Is stress affecting your smile?
Nine out of ten women admit to being stressed according to a survey commissioned by wellbeing fragrance brand Neom. No surprise there, but what did surprise us is that stress – due to all types of life changes and pressures – is causing more people to grind their teeth during sleep (bruxism). Over the past five years, Dr. Uchenna Okoye, clinical director of the London Smiling Dental Group (www.londonsmiling.com), has seen a steep increase in patients with bruxism. ‘Grinding wears enamel and weakens teeth but it also leads to many people suffering headaches, jaw, neck and shoulder pain, which are not diagnosed as related to their teeth.’
Custom-made hard splints are a simple, noninvasive way to reduce the intensity and frequency of grinding. A bespoke splint typically takes two weeks to produce and adjust. Dr. Okoye advises against wearing the soft splints available over the counter for longer than two days – and then only if you are in intense pain. ‘Wearing them for longer may make things worse as the splint creates a soft surface for your teeth to grind on, and may increase the frequency.’
Dr. Okoye also recommends the ‘smile stretch’ to alleviate jaw tension and relax facial muscles. Smile as widely as you can and open your jaw about two inches; breathe deeply through your mouth, then relax and repeat several times. Yawning with your mouth wide open also helps stretch the muscles. You might also try the ‘cluck’: open your mouth about a finger width, then curl the tip of your tongue back to touch your palate and cluck! Keep your jaw steady while you repeat ten times.
Kristen McKenzie, Neom’s therapeutic massage expert, suggests this technique: ‘Place your fingertips either side of your lower jaw and slowly push skin upwards until you reach your hairline. Do this for two minutes or so to calm the nervous system. Then place your fingertips in front of your ears with your little fingers near the corners of your mouth. Gently draw little circles with your fingertips, letting your jaw fall open.

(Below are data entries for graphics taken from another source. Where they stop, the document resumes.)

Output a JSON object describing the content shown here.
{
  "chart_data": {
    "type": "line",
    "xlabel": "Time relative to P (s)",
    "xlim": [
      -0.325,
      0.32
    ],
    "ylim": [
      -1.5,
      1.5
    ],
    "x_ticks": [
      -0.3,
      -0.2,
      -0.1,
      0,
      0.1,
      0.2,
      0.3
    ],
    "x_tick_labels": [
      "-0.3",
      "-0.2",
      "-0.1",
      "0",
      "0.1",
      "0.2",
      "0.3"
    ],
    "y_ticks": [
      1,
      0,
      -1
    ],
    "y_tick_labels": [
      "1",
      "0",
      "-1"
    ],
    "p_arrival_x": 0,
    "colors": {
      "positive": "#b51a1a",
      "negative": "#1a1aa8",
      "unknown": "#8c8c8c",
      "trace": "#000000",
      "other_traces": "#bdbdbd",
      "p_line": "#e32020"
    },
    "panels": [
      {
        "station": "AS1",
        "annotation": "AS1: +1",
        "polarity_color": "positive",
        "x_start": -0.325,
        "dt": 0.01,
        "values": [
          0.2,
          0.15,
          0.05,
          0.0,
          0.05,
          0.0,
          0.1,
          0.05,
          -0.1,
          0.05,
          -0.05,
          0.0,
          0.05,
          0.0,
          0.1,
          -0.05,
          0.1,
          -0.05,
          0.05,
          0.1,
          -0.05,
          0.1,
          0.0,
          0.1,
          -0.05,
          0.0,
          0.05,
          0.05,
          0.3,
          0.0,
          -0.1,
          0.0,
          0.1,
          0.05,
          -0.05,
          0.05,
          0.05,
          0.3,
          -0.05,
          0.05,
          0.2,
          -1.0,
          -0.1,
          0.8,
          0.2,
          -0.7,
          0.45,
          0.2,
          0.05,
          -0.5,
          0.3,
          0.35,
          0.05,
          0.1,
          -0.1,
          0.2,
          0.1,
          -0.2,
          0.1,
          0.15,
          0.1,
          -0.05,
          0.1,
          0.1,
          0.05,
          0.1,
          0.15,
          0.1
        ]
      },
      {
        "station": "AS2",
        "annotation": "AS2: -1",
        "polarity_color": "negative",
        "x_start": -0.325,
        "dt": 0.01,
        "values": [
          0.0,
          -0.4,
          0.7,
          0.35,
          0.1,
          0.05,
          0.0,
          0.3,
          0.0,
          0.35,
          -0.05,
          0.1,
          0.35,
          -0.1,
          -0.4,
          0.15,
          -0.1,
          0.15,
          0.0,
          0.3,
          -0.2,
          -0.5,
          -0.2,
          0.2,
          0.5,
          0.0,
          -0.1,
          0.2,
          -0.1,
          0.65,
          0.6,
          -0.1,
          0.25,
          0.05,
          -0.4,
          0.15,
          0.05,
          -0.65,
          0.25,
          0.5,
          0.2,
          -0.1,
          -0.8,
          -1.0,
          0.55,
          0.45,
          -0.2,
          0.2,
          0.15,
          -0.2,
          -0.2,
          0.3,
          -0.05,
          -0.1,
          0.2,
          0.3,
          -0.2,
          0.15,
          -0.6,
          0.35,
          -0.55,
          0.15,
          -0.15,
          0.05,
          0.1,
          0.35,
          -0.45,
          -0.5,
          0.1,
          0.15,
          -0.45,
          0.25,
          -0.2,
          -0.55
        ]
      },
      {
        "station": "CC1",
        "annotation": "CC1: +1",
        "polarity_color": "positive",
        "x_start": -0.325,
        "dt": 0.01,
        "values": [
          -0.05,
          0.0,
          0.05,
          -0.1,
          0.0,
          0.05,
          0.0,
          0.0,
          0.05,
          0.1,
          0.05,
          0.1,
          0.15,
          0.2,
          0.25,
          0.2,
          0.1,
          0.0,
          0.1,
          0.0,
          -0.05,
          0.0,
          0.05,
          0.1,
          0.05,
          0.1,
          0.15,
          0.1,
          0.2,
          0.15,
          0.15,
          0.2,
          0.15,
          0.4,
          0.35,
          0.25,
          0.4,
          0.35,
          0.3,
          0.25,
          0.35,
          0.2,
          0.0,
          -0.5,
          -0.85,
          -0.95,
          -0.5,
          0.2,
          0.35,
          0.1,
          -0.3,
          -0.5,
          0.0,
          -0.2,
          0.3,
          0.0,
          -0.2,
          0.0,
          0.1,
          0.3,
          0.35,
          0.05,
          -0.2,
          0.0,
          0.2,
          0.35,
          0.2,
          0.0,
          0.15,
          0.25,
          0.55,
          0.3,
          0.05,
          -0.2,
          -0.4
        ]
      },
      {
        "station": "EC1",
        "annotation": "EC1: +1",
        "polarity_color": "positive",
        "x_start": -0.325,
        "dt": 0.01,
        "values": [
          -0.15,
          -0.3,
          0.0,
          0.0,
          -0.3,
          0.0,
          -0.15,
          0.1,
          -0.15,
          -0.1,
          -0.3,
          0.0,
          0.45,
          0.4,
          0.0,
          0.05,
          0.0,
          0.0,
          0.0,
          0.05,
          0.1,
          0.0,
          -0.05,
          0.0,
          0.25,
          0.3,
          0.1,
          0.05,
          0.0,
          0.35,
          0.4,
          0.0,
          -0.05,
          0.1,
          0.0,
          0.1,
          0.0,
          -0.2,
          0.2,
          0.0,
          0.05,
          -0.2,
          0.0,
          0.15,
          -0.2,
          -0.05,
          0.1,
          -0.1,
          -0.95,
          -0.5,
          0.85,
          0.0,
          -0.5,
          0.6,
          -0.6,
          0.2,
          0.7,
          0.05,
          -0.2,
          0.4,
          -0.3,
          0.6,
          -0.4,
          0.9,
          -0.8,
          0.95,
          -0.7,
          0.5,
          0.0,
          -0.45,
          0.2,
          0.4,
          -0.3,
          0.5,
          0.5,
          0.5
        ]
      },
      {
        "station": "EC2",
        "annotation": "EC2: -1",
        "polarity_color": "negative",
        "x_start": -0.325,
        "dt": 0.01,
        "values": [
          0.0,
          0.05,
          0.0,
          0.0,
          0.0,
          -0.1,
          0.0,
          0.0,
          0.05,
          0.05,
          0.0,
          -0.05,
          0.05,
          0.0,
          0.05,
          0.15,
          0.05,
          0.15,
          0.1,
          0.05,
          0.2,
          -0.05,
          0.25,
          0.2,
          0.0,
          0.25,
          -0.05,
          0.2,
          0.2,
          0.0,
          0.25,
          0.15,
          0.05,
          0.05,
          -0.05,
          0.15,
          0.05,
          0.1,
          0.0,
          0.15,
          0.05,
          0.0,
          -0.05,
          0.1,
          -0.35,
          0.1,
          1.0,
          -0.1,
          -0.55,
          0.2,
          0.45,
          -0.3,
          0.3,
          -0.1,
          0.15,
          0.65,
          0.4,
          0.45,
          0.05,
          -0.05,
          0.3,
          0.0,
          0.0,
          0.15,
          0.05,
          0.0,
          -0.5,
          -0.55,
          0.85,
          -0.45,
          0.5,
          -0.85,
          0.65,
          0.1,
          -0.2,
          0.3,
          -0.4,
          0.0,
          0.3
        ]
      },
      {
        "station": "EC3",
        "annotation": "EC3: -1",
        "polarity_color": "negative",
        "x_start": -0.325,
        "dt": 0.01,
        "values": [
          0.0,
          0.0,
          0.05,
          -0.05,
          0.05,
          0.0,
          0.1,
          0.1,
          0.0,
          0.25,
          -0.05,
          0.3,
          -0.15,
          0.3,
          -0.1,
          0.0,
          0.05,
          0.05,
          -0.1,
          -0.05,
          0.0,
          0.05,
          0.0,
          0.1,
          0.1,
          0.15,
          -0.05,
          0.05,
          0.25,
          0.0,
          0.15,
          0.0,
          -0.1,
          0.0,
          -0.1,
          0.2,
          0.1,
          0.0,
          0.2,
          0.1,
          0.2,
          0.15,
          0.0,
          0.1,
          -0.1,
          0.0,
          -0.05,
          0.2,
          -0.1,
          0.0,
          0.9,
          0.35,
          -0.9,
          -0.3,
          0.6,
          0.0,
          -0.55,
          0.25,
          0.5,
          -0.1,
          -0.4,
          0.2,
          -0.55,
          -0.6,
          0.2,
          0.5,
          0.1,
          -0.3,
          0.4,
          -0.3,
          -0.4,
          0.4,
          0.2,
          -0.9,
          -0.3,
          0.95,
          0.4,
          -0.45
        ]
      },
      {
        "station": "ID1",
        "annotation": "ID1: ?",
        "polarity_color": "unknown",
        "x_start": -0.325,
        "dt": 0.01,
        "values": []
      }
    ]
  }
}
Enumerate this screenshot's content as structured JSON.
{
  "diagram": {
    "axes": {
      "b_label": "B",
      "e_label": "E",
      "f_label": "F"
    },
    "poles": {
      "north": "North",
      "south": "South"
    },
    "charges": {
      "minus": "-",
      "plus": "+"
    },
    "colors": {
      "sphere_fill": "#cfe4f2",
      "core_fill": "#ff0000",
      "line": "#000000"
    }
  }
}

Repeat several times while breathing slowly, using more pressure (unless it hurts) until your jaw relaxes.’
We are also fans of Neom’s Scent To Instantly De-Stress products from the new Make Time To Stop, On The Go Essentials collection, a blend of 24 oils including lavender, jasmine and Brazilian rosewood. Our tester can’t tolerate artificial fragrances, which make a headache worse but says, ‘These natural scents are wonderfully calm-inducing; I particularly like the Intensive Stress Relief Treatment [£8/www.neomorganics.com/maketime from 18th July], which you put on pulse points and lasts for up to three hours.’
If you are flying for two hours or more, consider taking Zinopin Long-Haul (£19.92 for ten capsules, enough for one return flight, www.victoriahealth.com) to help reduce the risk of blood clots (deep vein thrombosis). This supplement contains extracts of ginger root and pycnogenol (French maritime pine bark), which are both natural anti-clotting agents. Consultant vascular surgeon and pilot Dr. John Scurr formulated it in response to his patients’ needs. Don’t forget to keep wiggling your legs and walking around as well.
• NB Zinopin is not recommended during pregnancy or breast-feeding; if you are on any medication, check with your doctor.
A reader who developed thrush on holiday – ‘probably after sitting around in a wet bikini’ – has found that the Bio-Kult probiotic (£14.95 for 60 capsules, www.bio-kult.com) she takes to avoid traveller’s tummy seems toward off thrush too. Interestingly, although many brands advise taking these ‘good’ bacteria-containing products with food, recent research by Dr. Simon Gaisford of University College London School of Pharmacy found that taking them on an empty stomach gave the bacteria the best chance of surviving exposure to stomach acid and thriving in the gut.
In that study, the top performing probiotic was Symprove (£21.95 for 500ml, www.victoriahealth.com), a multi-strain, non-dairy drink, which was developed and successfully trialled for irritable bowel syndrome.